“Für mich ist er ein Erleuchteter”
admin | Posted 14/11/2008 | Belletristik | Keine Kommentare »"Der kleine Bruder" beschliesst Sven Regeners Trilogie um Frank Lehmann. Der letzte Roman bildet den Mittelteil – und er zählt die Geschichte einer Abnabelung. Seite 4 traf Sven Regener in Berlin.
"Herr Lehmann" erschien 2001, "Neue Vahr Süd" 2004, das ergibt fast 900 Seiten und zwei Dutzend Figuren. Mussten Sie gelegentlich nachschlagen, oder hatten Sie noch alles im Kopf?
Na, wenn ich das nicht wüsste – wer dann? Ich habe das anfangs nicht getan. Die Vorgänger liegen durchgearbeitet da, alles wirkt sehr organisch, während die ersten Kapitel des neuen Buchs noch nicht so rund
sind. Das kann einschüchtern. Ich habe aus dem Gedächtnis gearbeitet und später nachgeschlagen, um
sicherzugehen, dass ich nicht die falschen Namen vergebe.
Aber in "Neue Vahr Süd" gibt es schon ein paar Kapitel, da dachte ich beim Wiederlesen: "Ah, genau,
das war ja auch noch drin!"
"Neue Vahr Süd" endet 1980 mit Frank Lehmanns Fahrt nach Berlin, genau da setzt "Der kleine Bruder" ein. Und viele Figuren sind bereits eingeführt. War das letzte das leichteste Buch?
Auf eine Weise war es das. Bei "Herr Lehmann" hatte ich keine Erfahrung, das Selbstvertrauen war nicht
ganz so groß. "Neue Vahr Süd" war sicher der schwierigste Roman – nicht nur wegen des langen Zeitraums,
den er behandelt, sondern auch wegen der zwei Welten, in denen er spielt …
Frank nabelt sich von seinem Elternhaus ab und zieht in eine friedensbewegte WG, muss aber seinen Wehrdienst ableisten …
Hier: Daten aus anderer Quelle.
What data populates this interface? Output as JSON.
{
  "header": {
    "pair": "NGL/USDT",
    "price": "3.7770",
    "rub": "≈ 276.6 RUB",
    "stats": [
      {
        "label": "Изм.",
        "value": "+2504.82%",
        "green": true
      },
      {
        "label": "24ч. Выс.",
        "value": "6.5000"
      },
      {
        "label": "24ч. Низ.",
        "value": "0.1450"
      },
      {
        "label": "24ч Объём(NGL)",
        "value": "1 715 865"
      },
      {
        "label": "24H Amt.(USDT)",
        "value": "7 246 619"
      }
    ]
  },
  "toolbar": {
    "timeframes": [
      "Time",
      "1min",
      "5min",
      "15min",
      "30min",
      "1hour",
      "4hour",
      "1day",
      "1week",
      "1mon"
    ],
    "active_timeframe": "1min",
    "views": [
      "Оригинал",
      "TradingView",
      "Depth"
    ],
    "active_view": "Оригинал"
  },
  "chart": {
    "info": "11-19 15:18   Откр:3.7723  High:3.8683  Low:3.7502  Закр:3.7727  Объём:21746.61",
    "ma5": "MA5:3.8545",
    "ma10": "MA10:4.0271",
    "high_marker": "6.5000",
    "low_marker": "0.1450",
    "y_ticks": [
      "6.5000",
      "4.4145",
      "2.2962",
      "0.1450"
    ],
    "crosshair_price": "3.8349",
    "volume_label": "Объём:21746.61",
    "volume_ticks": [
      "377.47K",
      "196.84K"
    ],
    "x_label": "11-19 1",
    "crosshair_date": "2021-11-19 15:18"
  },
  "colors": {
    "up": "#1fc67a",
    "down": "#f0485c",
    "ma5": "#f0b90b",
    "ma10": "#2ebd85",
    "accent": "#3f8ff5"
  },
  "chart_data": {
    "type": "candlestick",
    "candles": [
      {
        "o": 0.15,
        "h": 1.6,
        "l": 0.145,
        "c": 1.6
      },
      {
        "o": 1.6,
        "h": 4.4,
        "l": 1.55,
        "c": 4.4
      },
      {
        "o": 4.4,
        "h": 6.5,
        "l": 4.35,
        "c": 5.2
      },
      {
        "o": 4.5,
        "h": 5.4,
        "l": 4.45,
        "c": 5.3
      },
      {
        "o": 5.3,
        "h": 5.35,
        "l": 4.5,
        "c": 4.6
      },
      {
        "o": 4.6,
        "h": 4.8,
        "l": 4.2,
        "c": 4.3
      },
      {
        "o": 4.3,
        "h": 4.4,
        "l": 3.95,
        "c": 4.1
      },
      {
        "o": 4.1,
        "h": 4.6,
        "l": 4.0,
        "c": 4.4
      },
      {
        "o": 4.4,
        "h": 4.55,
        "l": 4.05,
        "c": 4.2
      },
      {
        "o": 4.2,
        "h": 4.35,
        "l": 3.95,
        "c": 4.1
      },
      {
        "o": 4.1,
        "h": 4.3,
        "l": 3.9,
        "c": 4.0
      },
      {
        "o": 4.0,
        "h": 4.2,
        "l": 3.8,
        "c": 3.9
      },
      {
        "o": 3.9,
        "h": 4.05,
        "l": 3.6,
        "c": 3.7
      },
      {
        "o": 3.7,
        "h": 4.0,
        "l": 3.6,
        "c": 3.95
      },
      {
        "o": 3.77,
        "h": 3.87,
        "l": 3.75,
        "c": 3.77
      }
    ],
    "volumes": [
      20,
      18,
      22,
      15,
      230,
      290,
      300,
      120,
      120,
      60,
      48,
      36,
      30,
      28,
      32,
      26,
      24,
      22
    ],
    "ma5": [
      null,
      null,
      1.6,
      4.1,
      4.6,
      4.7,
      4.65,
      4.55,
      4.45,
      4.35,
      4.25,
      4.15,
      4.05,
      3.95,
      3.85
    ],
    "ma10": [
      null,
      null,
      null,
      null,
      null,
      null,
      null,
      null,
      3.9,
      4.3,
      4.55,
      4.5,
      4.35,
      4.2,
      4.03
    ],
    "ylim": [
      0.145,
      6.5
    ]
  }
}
… und auf diese Welten musste ich mich sehr stark einlassen, um nicht in Klischees zu verfallen. Man muss ja
verstehen, wie das jeweils funktioniert, sonst kapiert man dieses ständige Umherspringen und Franks damit
einhergehende Verwirrung ja gar nicht.
Das ist sehr komplex. "Der kleine Bruder" ist demgegenüber eher wie eine dunkle Ballade.
Deshalb auch das dunkle Cover?
Es wird ja nie richtig Tag in diesem Buch. Frank ist sowieso nur knapp zwei Tage da.
In dieser Zeit sucht er seinen Bruder, von dem niemand zu wissen scheint, wo er ist. Der Bruder wird im Laufe der Trilogie immer abwesender: In "Neue Vahr Süd" ist er Vorbild, der große Künstler in der großen Stadt, in "Herr Lehmann" ist von ihm kaum noch die Rede. So erzählt "Der kleine Bruder" eine Abnabelungsgeschichte.
Ganz genau. Aber es ist eine Abnabelung wider Willen. Der große Bruder ist ja nicht da, obwohl er der Einzige
zu sein scheint, der Frank helfen kann. Er tut das auch auf eine Weise, die man allerdings nicht bemerkt. Und
am Ende stellt Frank fest, dass er mit seinem Leben mindestens so gut klarkommt.
Wenn man die Trilogie auf ein großes Thema bringen will, dann handelt sie von der Suche nach Freiheit. Einverstanden?
Ja. Von der Suche nach einer würdigen, selbstbestimmten Existenz, würde ich dazu noch sagen.
Was meint würdig?
Für Frank bedeutet das, dass er so leben kann, wie er will, dass er von den Zumutungen seiner Umwelt verschont bleibt, sich nicht hineinreden lässt.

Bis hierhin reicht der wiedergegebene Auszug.